= John Collins (Canadian politician) =

Canadian politician (1922–2016)

Doctor John Fitzgerald Collins (June 1, 1922 – April 23, 2016) was a Canadian physician and politician in Newfoundland. He represented St. John's South from 1975 to 1989 in the Newfoundland House of Assembly.

He was born in St. John's and was educated at Saint Bonaventure's College, Memorial University, the University of Edinburgh and the University of Toronto.
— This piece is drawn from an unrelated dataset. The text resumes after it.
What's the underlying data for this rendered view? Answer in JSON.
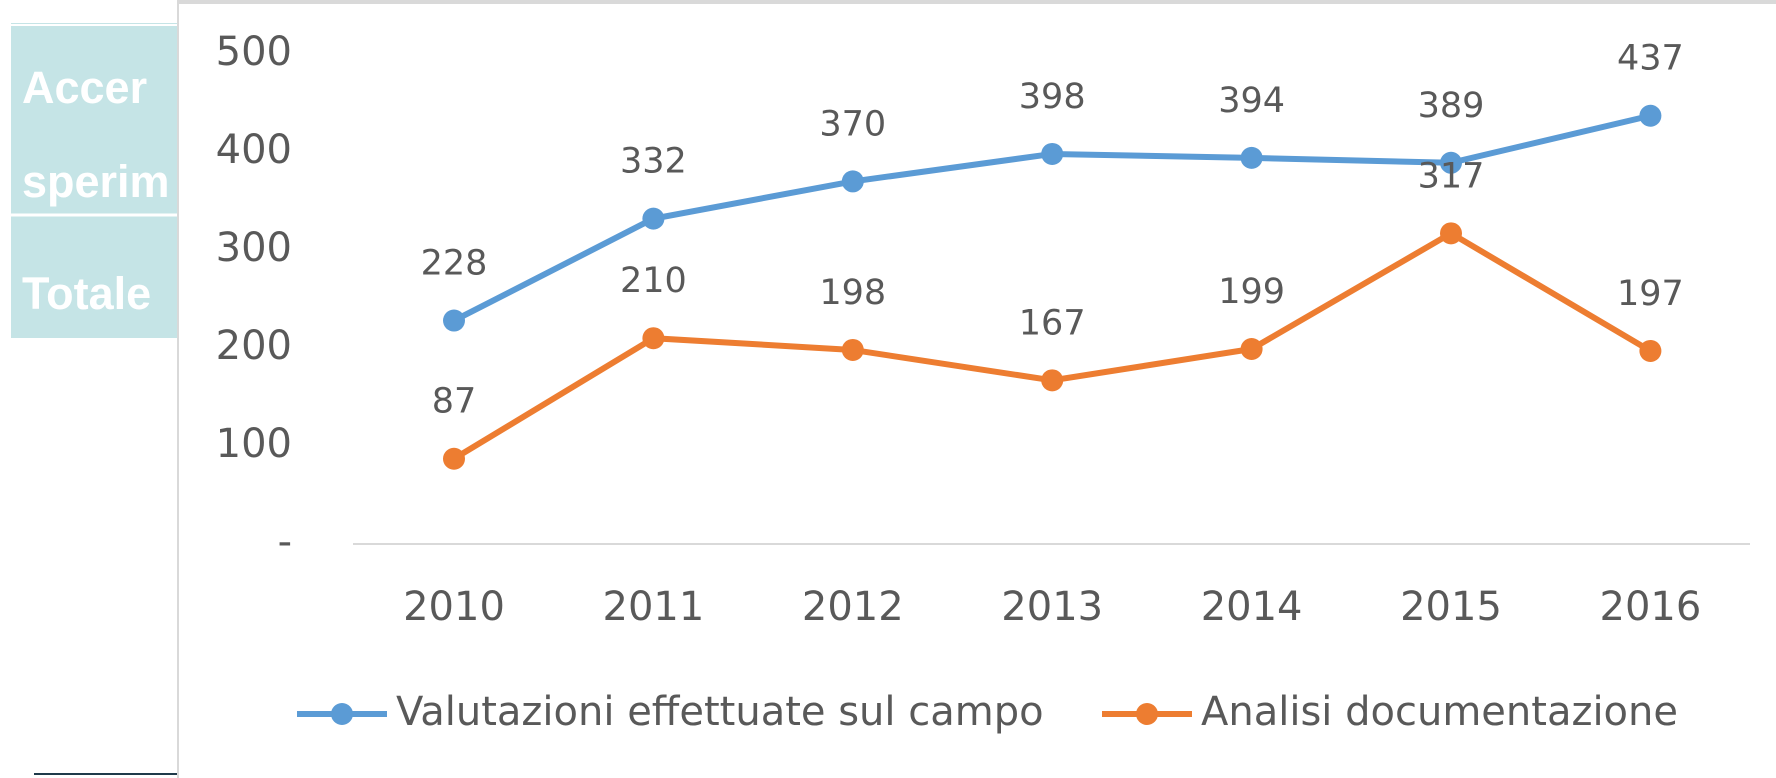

From 1966 to 1969, Collins was head of the cardiology department for the Janeway Children's Health and Rehabilitation Centre. From 1974 to 1979, he was head of the neonatology department of the Grace General Hospital in St. John's. In 1974, Collins became a fellow of the Royal College of Physicians of Edinburgh. He was national chair of the Canadian Medical Association and was president of the Canadian Paediatric Society from 1970 to 1971.

He was elected to the Newfoundland assembly in 1975 and was re-elected in 1979, 1982 and 1985. Collins served as deputy speaker. He also served in the provincial cabinet as Minister of Finance, President of the Treasury Board and Minister of Health. Collins was deputy premier from 1988 to 1989. He did not run for reelection in 1989.

Collins was president of the Rotary Club of St. John's and served on the Child Health Commission from 1965 to 1968.